Since I've been mostly living abroad for the past five years, I've had to deal with airline tickets somewhat regularly. In recent times I've been especially interested in the Montreal-Frankfurt line. In general, when buying things, and especially when the said things can easily cost upwards of a thousand dollars, I like being a critical and meticulous shopper. So far however the black magic of airline ticket prices has completely eluded me. This is an attempt at analyzing these prices over a longer period of time, to see if any logic can be squeezed out of their fluctuations.

Every day since December 3rd, 2007, a script of mine has been visiting aircanada.ca and fiddling with the flight search form to build a database of ticket prices. Because the database grew very quickly in size I had to limit myself to Montreal-Frankfurt return tickets sold by Air Canada. Every day I query the site for every possible combination of departure and return dates, and record the offered prices.

Please note that this is a work in progress. Little time has been devoted to the analysis of the data so far.

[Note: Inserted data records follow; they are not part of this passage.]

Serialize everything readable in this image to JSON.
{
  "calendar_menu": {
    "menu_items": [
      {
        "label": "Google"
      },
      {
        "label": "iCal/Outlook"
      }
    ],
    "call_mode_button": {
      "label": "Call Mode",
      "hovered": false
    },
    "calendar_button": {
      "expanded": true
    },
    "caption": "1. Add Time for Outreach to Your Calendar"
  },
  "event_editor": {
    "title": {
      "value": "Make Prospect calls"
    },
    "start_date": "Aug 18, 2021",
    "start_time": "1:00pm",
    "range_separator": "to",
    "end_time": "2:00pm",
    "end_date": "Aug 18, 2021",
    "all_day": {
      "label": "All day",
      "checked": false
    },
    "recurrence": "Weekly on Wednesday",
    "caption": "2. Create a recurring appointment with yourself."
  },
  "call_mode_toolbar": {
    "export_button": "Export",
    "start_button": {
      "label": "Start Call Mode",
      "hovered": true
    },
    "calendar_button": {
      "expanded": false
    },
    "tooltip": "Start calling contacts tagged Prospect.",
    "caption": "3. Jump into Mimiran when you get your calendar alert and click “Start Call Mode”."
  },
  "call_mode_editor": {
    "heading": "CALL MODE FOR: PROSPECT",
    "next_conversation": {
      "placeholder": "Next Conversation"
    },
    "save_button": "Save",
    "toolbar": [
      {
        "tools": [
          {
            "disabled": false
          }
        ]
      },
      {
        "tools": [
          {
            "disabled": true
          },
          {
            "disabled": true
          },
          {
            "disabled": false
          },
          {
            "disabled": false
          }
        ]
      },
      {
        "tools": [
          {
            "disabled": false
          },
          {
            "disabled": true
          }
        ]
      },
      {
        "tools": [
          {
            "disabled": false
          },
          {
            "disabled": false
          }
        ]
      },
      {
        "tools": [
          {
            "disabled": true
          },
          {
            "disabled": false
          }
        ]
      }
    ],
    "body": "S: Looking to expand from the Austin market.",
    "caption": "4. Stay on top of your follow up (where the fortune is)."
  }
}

You can read on for a quick analysis of the results so far, or go on and build your own graph out of the data already accumulated.

Perhaps the most telling graph so far is the one that maps departure date to average ticket price:

It quite clearly shows the two spikes of Christmas and New Year's, the smaller spike of march holidays, and the very clear-cut summer vacation plateau in the middle.

Note that data gets less reliable as we near the sides of the graph, because it is averaged over less days. For instance, since we started recording 3 weeks before Christmas, the only data we have for travel on that date are those that were available during these three weeks. These tickets would have been much cheaper (I expect) in the months before December, but we don't have these numbers.

On the other hand, the price of June 1st tickets, for instance, has been sampled every day since recording started in December. This means that the indicated value is averaged over all the offers we've seen for that ticket since then. This is more interesting since it allows us to more reliably ignore factors not shown in this graph.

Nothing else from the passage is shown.